I don’t think you can run it on Dropbox and use the compressed folder, as u would need a web server for that.
What we did was run a local NGINX server (http://nginx.org/) and used it to “locally host” our game. This cuts on the time needed to upload the game to Dropbox/Amazon S3/any other hosting service.
Note that we do not use .htaccess and so we need to manually copy around some stuff (that is what the .htaccess does automatically by itself).
If that is something you think would be of use and interesting to you, I may put up a blog post on this on my site (how to configure a local web server for testing WebGL builds).
haiz … Unity’s webgl export is just a huge headache. I need a step-by-step guide on how to convert Unity’s webgl export to something acceptable to Kongregate, indieDB and Newgrounds …
hi, liortal, are you able to share how to ‘manually copy some stuff’ so that I can bypass the .htaccess to use only the Compressed folder? That would be worth a try too, I think.
They contain the same files (with a slight change in file extensions, e.g: .js turns into .jsgz to mark it as “gzip”).

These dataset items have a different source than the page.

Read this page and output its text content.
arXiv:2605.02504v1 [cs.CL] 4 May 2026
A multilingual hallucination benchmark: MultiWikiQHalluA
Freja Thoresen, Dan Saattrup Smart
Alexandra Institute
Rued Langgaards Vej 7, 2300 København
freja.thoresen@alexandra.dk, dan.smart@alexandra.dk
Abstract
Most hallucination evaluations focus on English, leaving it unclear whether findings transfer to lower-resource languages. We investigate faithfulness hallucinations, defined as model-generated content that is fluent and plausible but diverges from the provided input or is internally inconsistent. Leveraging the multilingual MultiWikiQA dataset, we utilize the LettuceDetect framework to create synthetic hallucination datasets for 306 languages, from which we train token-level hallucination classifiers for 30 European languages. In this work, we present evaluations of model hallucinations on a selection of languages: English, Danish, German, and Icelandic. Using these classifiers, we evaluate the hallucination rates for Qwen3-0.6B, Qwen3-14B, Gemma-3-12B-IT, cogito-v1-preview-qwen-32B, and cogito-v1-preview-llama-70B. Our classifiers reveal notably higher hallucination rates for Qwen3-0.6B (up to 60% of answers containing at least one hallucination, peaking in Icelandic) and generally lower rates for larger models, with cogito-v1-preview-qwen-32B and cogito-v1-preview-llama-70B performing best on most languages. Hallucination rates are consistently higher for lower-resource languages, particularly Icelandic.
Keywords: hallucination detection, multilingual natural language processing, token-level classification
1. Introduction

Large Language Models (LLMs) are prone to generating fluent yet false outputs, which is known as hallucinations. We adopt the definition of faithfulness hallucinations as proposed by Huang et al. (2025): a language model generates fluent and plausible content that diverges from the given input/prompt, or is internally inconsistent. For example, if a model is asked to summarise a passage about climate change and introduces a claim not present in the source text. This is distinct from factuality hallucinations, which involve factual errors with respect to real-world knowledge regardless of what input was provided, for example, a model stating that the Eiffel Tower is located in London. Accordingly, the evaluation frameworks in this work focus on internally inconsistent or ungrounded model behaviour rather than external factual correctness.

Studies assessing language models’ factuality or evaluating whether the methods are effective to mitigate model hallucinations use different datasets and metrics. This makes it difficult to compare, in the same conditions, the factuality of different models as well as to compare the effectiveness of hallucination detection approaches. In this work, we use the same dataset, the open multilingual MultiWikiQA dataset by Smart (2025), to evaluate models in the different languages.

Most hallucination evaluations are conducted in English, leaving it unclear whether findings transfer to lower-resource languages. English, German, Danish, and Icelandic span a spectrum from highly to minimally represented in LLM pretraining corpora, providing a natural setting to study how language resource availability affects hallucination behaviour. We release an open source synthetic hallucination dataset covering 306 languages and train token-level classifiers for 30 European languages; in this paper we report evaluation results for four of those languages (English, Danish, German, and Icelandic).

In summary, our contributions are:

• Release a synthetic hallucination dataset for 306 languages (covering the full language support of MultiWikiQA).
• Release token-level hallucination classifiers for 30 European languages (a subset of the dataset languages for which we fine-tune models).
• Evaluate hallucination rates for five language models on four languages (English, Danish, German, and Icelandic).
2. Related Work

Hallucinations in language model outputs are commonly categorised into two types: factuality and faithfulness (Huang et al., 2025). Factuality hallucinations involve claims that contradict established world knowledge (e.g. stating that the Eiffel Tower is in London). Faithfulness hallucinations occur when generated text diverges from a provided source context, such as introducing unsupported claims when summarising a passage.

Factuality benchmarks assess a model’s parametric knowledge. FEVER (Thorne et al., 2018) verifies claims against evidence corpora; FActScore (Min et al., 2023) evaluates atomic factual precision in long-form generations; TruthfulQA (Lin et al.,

The .htaccess file contains some rules that some web servers understand. For example, it says - “if the web server supports gzip, then instead of serving the files from Release, which are huge, do some kind of redirection and send out the stuff from Compressed”.
Again, i am not 100% sure if what we did would work for you with Kongregate, but what we did was this:
Delete the “Release folder”
Rename Compressed → Release
Remove gz from file extensions in that folder (e.g: .jsgz turns into .js, .memgz → .mem)
Again, not sure that would work for you as i dont know how you upload the files there, what server they use and whether it supports gzip or not.
thanks for your detailed explanation and instruction, lior. I just confirmed that the method doesnt’ work on wamp and the various html5 portals, so another approach would be necessary.